Velez found a real estate agent: Ray Jeter. But when Velez asked Jeter about putting the equity down on the new home he was buying, he says Jeter told him to put zero down and invest the money with him instead.

"He says invest the money on, real estate," said Velez.

Velez loaned Jeter $50,000 and then later made another $40,000 loan. He said Jeter then suggested an investment on another property of $75,000.

Why did Velez trust Jeter? "He looks professional and he looks friendly and he looks like good guy," Velez told CBS 5 Investigates.

But now the money is gone. "I lost everything," said Velez.

Velez is not the only one who said he was ripped off. A CBS 5 investigation found customer after customer of Jeter's latest business venture, a loan modification company called "Saving California," complaining his company took their money and didn't deliver on its promises.

"He asked you for some money and they don't do anything for you," said former customer Marta Mendez of Salinas.

And anyone who wants money back from Jeter may have little chance of ever seeing it. Jeter's filed for bankruptcy.

So what happened to Jose Velez's money? CBS 5 Investigates put that question to Ray Jeter.

"We put that money into another individual's purchase on a property", he responded. "It's within the property loss that the property had. It was a loss; it worked like that."

Jeter said he's still responsible for the debt but under bankruptcy rules, it still could be wiped out.

Jeter said he doesn't have any money.

"I am a small business guy. I'm just in the recession like everybody else," he said.

But maybe not just like everyone else. Bankruptcy court documents show page after page of debt, totaling a whopping $750,000 in credit card bills alone.

And then there's a debt of $1.75 million. What for? Jeter has a mansion at the top of a hill in Soquel. It also turns out the man who promised to save other people's homes didn't pay for his own; it's in foreclosure.

And CBS 5 Investigates found this is not the first time Jeter's filed bankruptcy: he also filed in 1997.

Can someone use bankruptcy processes to avoid creditors?

"It's absolutely an opportunity for someone to try to work the system to their advantage," said analyst Jim McCurley. His company, RGL Forensics, reviews bankruptcy filings for the courts.

McCurley said con men and others who understand the process sometimes "get to know the system and how to work the system," especially when, as in Jeter's current bankruptcy, the filing lists no assets.

"I would look at a bankruptcy filing with zero assets and I would be highly suspicious," McCurley told CBS 5 Investigates.

And there's something else we found in Jeter's filings. He appeared to be using two different social security numbers in his bankruptcy filings. The number on his current bankruptcy doesn't match the one he used on the previous bankruptcy in 1997.

"It's an employee ID number," Jeter said.

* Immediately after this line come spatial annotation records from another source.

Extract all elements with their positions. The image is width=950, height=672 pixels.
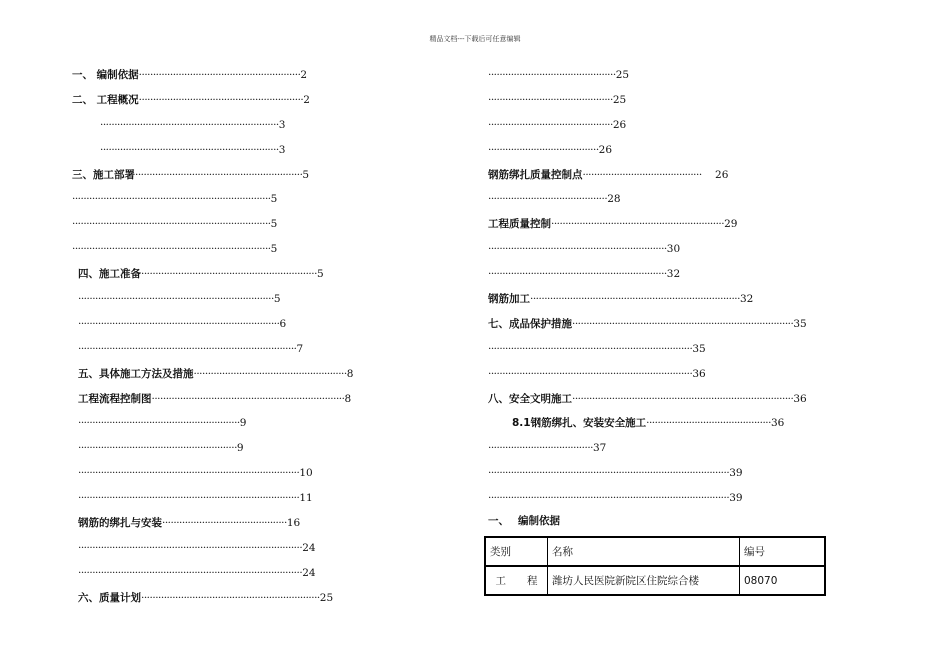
toc-leader-dots: ·····················································································: [488, 492, 730, 505]
toc-leader-dots: ···············································································: [78, 541, 303, 554]
toc-line: [72, 138, 402, 163]
toc-page-number: 24: [302, 566, 316, 579]
section-heading: [488, 513, 560, 528]
toc-page-number: 37: [593, 442, 607, 455]
toc-page-number: 16: [286, 517, 301, 530]
toc-page-number: 5: [302, 168, 310, 181]
toc-leader-dots: ·······························································: [100, 143, 279, 156]
toc-line: [72, 287, 402, 312]
toc-leader-dots: ·····························································: [551, 218, 725, 231]
toc-leader-dots: ·······························································: [488, 268, 667, 281]
toc-page-number: 35: [793, 317, 807, 330]
toc-page-number: 24: [302, 541, 316, 554]
toc-leader-dots: ·······································: [488, 143, 599, 156]
table-header-row: [485, 537, 825, 566]
toc-line: [72, 163, 402, 188]
toc-leader-dots: ··························································: [138, 93, 304, 106]
toc-leader-dots: ··············································································: [78, 467, 300, 480]
toc-page-number: 30: [666, 243, 681, 256]
toc-entry-title: 三、施工部署: [72, 168, 135, 181]
toc-leader-dots: ··············································································: [572, 392, 794, 405]
toc-page-number: 26: [612, 118, 627, 131]
toc-leader-dots: ··············································································: [572, 317, 794, 330]
toc-page-number: 35: [692, 342, 706, 355]
toc-page-number: 9: [236, 442, 244, 455]
table-header-cell: 类别: [485, 537, 548, 566]
table-cell: 08070: [740, 566, 826, 595]
toc-leader-dots: ···············································································: [78, 566, 303, 579]
toc-line: [488, 411, 828, 436]
toc-entry-title: 四、施工准备: [78, 268, 141, 281]
toc-line: [488, 287, 828, 312]
toc-line: [72, 362, 402, 387]
toc-page-number: 3: [278, 143, 286, 156]
toc-leader-dots: ··············································································: [78, 492, 300, 505]
toc-line: [488, 362, 828, 387]
toc-line: [72, 337, 402, 362]
toc-line: [72, 486, 402, 511]
toc-page-number: 5: [316, 268, 324, 281]
toc-leader-dots: ············································: [488, 118, 613, 131]
toc-page-number: 25: [612, 93, 627, 106]
toc-leader-dots: ·······························································: [141, 591, 320, 604]
table-row: [485, 566, 825, 595]
toc-leader-dots: ········································································: [488, 342, 693, 355]
toc-page-number: 39: [729, 492, 743, 505]
toc-line: [488, 212, 828, 237]
toc-page-number: 36: [692, 367, 706, 380]
toc-line: [72, 511, 402, 536]
toc-leader-dots: ·························································: [138, 69, 301, 81]
toc-leader-dots: ············································: [646, 417, 771, 430]
toc-leader-dots: ············································: [488, 93, 613, 106]
toc-entry-title: 一、 编制依据: [72, 69, 139, 81]
toc-entry-title: 钢筋加工: [488, 293, 530, 306]
toc-leader-dots: ······································································: [72, 218, 271, 231]
toc-leader-dots: ····································································: [151, 392, 345, 405]
toc-page-number: 8: [346, 367, 354, 380]
toc-entry-title: 七、成品保护措施: [488, 317, 572, 330]
toc-line: [488, 163, 828, 188]
toc-line: [72, 586, 402, 611]
toc-line: [488, 387, 828, 412]
toc-line: [72, 262, 402, 287]
toc-page-number: 11: [299, 492, 313, 505]
toc-line: [72, 88, 402, 113]
toc-line: [488, 187, 828, 212]
toc-line: [72, 63, 402, 88]
toc-line: [72, 237, 402, 262]
toc-entry-title: 二、 工程概况: [72, 93, 139, 106]
toc-line: [72, 411, 402, 436]
toc-page-number: 10: [299, 467, 313, 480]
toc-page-number: 26: [701, 168, 729, 181]
toc-page-number: 7: [296, 342, 304, 355]
toc-line: [488, 113, 828, 138]
toc-leader-dots: ·························································: [78, 417, 240, 430]
toc-leader-dots: ·······································································: [78, 317, 280, 330]
page-header: 精品文档---下载后可任意编辑: [429, 35, 521, 43]
toc-page-number: 9: [239, 417, 247, 430]
toc-line: [488, 88, 828, 113]
toc-entry-title: 钢筋绑扎质量控制点: [488, 168, 583, 181]
toc-leader-dots: ··········································: [488, 193, 608, 206]
toc-page-number: 6: [279, 317, 287, 330]
toc-leader-dots: ·····································: [488, 442, 593, 455]
toc-leader-dots: ·······························································: [488, 243, 667, 256]
toc-line: [72, 312, 402, 337]
toc-line: [72, 187, 402, 212]
toc-line: [488, 461, 828, 486]
toc-line: [72, 212, 402, 237]
toc-page-number: 28: [607, 193, 621, 206]
toc-page-number: 3: [278, 118, 286, 131]
section-number: 一、: [488, 515, 509, 527]
toc-page-number: 5: [273, 293, 281, 306]
table-header-cell: 编号: [740, 537, 826, 566]
toc-line: [488, 237, 828, 262]
toc-line: [72, 113, 402, 138]
toc-leader-dots: ·············································: [488, 69, 616, 81]
toc-page-number: 32: [740, 293, 754, 306]
table-header-cell: 名称: [548, 537, 740, 566]
toc-leader-dots: ······················································: [193, 367, 347, 380]
toc-entry-title: 8.1钢筋绑扎、安装安全施工: [512, 417, 647, 430]
toc-leader-dots: ······································································: [72, 193, 271, 206]
toc-line: [72, 561, 402, 586]
toc-page-number: 2: [300, 69, 308, 81]
toc-leader-dots: ·····················································································: [488, 467, 730, 480]
toc-page-number: 39: [729, 467, 743, 480]
toc-entry-title: 工程流程控制图: [78, 392, 152, 405]
toc-page-number: 36: [793, 392, 807, 405]
toc-leader-dots: ·······························································: [100, 118, 279, 131]
toc-page-number: 5: [270, 193, 278, 206]
toc-line: [72, 536, 402, 561]
toc-line: [488, 486, 828, 511]
toc-leader-dots: ··········································································: [530, 293, 740, 306]
toc-page-number: 25: [319, 591, 334, 604]
toc-entry-title: 钢筋的绑扎与安装: [78, 517, 162, 530]
toc-line: [488, 63, 828, 88]
toc-left-column: [72, 63, 402, 611]
toc-page-number: 26: [598, 143, 613, 156]
toc-line: [488, 436, 828, 461]
toc-right-column: [488, 63, 828, 511]
toc-page-number: 2: [303, 93, 310, 106]
toc-line: [488, 138, 828, 163]
project-info-table: [484, 536, 826, 596]
table-cell: 潍坊人民医院新院区住院综合楼: [548, 566, 740, 595]
toc-entry-title: 八、安全文明施工: [488, 392, 572, 405]
toc-entry-title: 工程质量控制: [488, 218, 551, 231]
toc-leader-dots: ········································································: [488, 367, 693, 380]
toc-leader-dots: ······································································: [72, 243, 271, 256]
toc-line: [488, 337, 828, 362]
toc-page-number: 5: [270, 218, 278, 231]
toc-leader-dots: ·····································································: [78, 293, 274, 306]
toc-leader-dots: ··········································: [582, 168, 702, 181]
toc-page-number: 5: [270, 243, 278, 256]
toc-page-number: 25: [615, 69, 630, 81]
toc-line: [72, 387, 402, 412]
toc-page-number: 8: [344, 392, 352, 405]
toc-line: [72, 461, 402, 486]
toc-leader-dots: ············································: [162, 517, 287, 530]
toc-entry-title: 六、质量计划: [78, 591, 141, 604]
toc-line: [488, 262, 828, 287]
toc-entry-title: 五、具体施工方法及措施: [78, 367, 194, 380]
toc-leader-dots: ······························································: [141, 268, 317, 281]
table-cell: 工 程: [485, 566, 548, 595]
toc-leader-dots: ························································: [78, 442, 237, 455]
toc-page-number: 36: [770, 417, 785, 430]
toc-leader-dots: ·············································································: [78, 342, 297, 355]
toc-line: [72, 436, 402, 461]
toc-page-number: 32: [666, 268, 681, 281]
section-text: 编制依据: [518, 515, 560, 527]
toc-leader-dots: ···························································: [135, 168, 303, 181]
toc-line: [488, 312, 828, 337]
toc-page-number: 29: [724, 218, 738, 231]
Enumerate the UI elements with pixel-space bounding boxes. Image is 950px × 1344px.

But the bankruptcy wasn't filed under a business name, just Jeter's.

McCurley also said if he found two social security numbers used by one individual in bankruptcy filings, it would concern him.

"It would be certainly a red flag and you would want to investigate the owner of or the origination of that other social security number," McCurley said.

CBS 5 Investigates found the number on Jeter's current bankruptcy matches the social security number of a man in Minnesota. We called him and he toldĀ said he hasĀ never heard of Jeter.

But Jeter said he's not going to get in trouble for using 2 different numbers.

"I'm honest," Jeter said. "And I'm in debt."